If members of Congress can't come to an agreement on the nation's spending bill the government would shut down at midnight, which upsets people like Dillon Benoit.
"It's frustrating, because it seems that both sides of the government, whether they be democrat or republican, they can't just seem to figure out a way to work together," says Benoit.
Benoit says as a worker, he's been following the standoff between lawmakers, and wants to see them working together.
"I mean the key is bipartisanship,” says Benoit. “Republicans have to be willing to cross the isle and come up with solutions and democrats have to be willing to do the same thing."
Jeffrey Sadow is a political professor at LSU-Shreveport, and he thinks the potential shut down is about political positioning.

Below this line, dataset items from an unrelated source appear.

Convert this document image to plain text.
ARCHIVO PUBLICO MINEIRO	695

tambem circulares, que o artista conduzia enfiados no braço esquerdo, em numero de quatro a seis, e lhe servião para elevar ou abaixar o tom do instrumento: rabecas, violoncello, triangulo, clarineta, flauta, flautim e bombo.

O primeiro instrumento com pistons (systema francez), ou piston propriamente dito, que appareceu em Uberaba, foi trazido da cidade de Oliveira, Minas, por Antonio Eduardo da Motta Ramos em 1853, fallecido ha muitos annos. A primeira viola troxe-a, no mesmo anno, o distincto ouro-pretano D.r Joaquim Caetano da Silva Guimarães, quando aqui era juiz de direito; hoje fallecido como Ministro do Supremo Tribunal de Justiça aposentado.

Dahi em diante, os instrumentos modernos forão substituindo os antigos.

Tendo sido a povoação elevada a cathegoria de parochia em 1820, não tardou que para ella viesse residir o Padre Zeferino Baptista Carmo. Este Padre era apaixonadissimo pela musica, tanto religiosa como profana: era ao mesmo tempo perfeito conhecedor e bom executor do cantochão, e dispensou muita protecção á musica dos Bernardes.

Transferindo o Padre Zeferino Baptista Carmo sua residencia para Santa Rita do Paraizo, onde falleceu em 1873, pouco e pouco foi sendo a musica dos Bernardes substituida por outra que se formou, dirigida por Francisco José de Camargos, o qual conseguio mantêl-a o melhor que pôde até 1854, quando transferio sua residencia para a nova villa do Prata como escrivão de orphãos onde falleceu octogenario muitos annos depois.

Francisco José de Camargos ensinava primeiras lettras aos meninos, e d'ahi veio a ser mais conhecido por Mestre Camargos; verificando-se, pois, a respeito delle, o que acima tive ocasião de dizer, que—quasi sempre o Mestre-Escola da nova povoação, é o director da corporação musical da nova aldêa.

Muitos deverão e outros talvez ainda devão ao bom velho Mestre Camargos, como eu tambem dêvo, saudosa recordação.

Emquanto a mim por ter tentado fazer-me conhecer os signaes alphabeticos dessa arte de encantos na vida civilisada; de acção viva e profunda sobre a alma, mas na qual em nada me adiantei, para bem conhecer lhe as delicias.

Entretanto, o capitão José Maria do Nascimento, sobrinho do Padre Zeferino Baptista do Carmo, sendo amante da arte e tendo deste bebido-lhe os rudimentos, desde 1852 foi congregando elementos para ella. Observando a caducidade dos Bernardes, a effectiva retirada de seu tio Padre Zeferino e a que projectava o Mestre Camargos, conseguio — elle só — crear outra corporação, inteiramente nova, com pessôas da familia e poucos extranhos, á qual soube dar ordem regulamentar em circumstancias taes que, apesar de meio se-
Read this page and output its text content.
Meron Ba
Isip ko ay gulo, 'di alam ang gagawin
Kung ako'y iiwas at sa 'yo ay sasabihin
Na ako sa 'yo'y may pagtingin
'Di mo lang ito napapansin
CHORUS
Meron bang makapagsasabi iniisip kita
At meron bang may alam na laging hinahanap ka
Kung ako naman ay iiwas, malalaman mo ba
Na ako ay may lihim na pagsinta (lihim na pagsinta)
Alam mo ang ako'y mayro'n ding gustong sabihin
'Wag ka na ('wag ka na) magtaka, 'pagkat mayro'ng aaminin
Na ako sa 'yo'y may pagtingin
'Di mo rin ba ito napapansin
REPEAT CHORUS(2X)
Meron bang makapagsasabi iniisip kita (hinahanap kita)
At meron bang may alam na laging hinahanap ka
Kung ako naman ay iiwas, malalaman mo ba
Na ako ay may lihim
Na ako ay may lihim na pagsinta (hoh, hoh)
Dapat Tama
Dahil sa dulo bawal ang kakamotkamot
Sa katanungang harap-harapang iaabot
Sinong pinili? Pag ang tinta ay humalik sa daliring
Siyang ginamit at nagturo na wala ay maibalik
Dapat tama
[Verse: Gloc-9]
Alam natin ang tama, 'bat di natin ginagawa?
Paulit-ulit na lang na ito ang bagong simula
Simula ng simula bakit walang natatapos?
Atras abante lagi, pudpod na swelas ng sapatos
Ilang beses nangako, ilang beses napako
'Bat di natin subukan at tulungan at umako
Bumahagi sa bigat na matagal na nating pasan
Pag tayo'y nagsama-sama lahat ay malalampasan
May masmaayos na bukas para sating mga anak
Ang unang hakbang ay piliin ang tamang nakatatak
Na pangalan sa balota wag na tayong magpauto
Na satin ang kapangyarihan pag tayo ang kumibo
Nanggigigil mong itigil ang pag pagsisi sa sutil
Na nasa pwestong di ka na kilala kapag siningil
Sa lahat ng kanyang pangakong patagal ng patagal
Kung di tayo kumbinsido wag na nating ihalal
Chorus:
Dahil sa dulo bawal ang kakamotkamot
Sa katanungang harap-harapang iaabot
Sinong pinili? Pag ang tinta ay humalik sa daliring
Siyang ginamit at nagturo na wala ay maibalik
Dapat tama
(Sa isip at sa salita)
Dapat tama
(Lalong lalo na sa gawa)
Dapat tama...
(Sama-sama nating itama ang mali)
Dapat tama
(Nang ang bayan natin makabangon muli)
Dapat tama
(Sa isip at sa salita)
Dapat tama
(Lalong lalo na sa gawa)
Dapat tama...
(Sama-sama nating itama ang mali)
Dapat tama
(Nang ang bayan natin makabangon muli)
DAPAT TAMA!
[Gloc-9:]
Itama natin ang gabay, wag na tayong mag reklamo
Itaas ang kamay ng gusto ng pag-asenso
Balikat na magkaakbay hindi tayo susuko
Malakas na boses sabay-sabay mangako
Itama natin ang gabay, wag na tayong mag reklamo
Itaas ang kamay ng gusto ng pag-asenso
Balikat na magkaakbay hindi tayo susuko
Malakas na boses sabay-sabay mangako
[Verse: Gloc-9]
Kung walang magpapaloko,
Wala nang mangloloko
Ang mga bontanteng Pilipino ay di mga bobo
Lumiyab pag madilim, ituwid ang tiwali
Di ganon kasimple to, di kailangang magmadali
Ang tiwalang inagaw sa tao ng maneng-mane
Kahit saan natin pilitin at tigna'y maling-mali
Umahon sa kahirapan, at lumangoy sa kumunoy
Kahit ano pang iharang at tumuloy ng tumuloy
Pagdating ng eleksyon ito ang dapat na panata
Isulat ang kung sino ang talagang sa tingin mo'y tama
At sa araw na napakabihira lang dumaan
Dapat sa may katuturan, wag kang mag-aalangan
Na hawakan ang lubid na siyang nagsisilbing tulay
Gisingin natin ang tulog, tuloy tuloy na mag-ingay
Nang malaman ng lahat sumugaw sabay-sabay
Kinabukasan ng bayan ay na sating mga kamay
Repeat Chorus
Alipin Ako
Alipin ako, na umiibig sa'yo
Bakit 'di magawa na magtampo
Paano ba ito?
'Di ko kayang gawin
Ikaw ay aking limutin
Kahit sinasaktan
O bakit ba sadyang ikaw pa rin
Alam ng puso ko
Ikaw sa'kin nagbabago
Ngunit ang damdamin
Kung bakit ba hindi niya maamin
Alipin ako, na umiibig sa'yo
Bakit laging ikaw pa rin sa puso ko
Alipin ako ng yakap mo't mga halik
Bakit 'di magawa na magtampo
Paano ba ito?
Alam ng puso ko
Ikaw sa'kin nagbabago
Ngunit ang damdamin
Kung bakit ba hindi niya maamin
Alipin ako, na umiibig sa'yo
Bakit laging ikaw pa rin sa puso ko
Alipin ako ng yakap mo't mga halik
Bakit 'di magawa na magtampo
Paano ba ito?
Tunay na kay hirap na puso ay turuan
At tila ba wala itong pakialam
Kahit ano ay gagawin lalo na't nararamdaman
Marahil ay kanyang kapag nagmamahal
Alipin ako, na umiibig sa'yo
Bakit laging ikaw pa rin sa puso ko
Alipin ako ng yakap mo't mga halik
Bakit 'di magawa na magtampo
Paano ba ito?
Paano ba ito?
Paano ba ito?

"For the forces in Washington and the political parties behind them this is of course about trying to enact policy preferences, position themselves for future elections," says Sadow.
Others are worried about the potential job loss for federal employees.
"Uh, work makes this world go round, you know?” says Eric Mays. “If you don't work, you don't eat."
"I think if they just do their job and that's serve the people, everything will work out," says Charles Davis.
But in the end, some say lawmakers will have no choice but to work it out.
"It's just whoever thinks they're going to come out on the short end, eventually, the longer it goes on they'll be the ones to blink and then there'll be some resolution," says Sadow.